Yes, there may be times where you'll want to manipulate the pixels per unit. If you have a tile sheet of 16x16 tiles, you may want to consider setting the pixels per unit to 16 so that you can easily snap tiles together in a scene, for example.

• A higher pixels to units setting would require more force to move one unit than a lower pixels to units setting. Isn't it the other way round? Lower setting = larger object in the physics simulation (eg. setting it to 1 with a sprite that is 200 pixels tall will make the sprite 200 meter tall in the physics engine). – bummzack Sep 15 '14 at 7:22
• Ah yes, you're right. Got that mixed up! Thanks for pointing it out. Edited my answer. – Cooper Sep 15 '14 at 11:08

Answering the question in your title, units in Unity are arbitrary. It's just a number; the most common interpretation is that 1 unit means 1 meter, but that's just the most commonly agreed upon value. You could decide 1 unit = 1 foot, or 1 unit = 1 inch, etc.

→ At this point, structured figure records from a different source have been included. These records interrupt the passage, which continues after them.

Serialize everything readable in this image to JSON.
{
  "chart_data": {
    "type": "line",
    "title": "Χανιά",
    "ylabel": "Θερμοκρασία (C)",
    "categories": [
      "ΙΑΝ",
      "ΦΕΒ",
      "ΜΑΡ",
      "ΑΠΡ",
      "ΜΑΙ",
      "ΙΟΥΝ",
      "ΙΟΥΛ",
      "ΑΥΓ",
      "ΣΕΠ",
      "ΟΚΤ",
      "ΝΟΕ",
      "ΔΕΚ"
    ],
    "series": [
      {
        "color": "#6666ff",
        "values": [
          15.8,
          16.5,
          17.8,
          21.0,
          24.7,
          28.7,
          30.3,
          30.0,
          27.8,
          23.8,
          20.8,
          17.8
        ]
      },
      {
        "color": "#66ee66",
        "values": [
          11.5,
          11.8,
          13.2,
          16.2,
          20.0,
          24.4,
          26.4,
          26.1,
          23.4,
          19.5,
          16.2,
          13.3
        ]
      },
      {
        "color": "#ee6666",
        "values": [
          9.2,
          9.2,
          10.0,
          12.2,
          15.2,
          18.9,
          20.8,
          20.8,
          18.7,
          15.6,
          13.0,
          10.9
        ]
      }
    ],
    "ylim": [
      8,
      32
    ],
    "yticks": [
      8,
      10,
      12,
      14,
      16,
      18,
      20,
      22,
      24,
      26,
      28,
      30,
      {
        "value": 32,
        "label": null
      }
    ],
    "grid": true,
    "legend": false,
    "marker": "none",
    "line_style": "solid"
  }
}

As for why you would use the default setting of 100 pixels, it's because the physics system doesn't like values that are too large. If you set 1 unit = 1 pixel, then the physics system would be moving objects hundreds of units per frame, and the physics calculations tend to break down in that situation. By setting 1 unit = 100 pixels, then physics will be moving objects more like a couple units per frame.